The analysis of singularities is a vital part of the modern theory of partial differential equations. Often it concerns finding the fundamental solution of a boundary value problem by taking the delta distribution as the source term or studying the singularities of solutions to partial differential equations.

In this research project, we focus on singularities in the coefficients of the equation. Such types of singularities naturally arise in many physical models, e.g. by jumps in material densities or in other physical quantities. These quantities may be further differentiated or multiplied and so complicating the type of singularity even further. The bottleneck is that, by the Schwartz impossibility result, the equation cannot be interpreted in a distributional sense. With aid of the promising notion of a very weak solution developed by Garetto and Ruzhanksy (Hyperbolic second order equations with non-regular time dependent coefficients. Arch. Rat. Mech. Anal., 217(1), 113–154, 2025) , such equations can be rigorously analysed even if the distributional interpretation of equations does not make sense.

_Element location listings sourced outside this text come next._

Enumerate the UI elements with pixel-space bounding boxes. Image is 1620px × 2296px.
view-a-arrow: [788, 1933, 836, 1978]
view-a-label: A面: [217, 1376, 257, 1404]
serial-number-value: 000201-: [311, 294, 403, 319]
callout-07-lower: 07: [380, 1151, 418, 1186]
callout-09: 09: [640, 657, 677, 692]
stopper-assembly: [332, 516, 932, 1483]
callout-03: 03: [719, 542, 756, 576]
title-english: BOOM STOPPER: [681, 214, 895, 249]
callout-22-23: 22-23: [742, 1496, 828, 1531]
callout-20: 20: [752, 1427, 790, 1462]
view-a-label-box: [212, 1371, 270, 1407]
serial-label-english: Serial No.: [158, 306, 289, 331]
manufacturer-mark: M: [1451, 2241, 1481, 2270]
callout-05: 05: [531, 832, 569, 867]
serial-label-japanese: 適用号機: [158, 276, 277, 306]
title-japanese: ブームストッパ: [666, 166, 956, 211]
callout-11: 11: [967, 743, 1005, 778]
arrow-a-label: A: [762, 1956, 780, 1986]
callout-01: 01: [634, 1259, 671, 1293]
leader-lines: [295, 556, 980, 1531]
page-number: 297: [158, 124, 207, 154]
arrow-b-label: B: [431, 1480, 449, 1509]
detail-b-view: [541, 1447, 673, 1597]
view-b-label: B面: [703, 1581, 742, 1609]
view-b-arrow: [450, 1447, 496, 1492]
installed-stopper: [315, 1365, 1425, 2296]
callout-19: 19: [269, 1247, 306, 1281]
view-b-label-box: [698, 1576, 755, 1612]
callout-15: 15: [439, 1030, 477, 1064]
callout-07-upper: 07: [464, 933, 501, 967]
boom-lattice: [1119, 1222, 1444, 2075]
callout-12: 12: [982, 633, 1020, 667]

The main aim of this challenging and ambitious project is to further explore and deepen the powerful machinery for dealing with PDEs with (strong) singularities. The goal of the project is to advance the development of a general well-posedness theory for linear and nonlinear initial-boundary value problems with strong singularities and to analyse the quantitative behaviour of very weak solutions. As applications, we target coupled problems, contact problems, and inverse problems.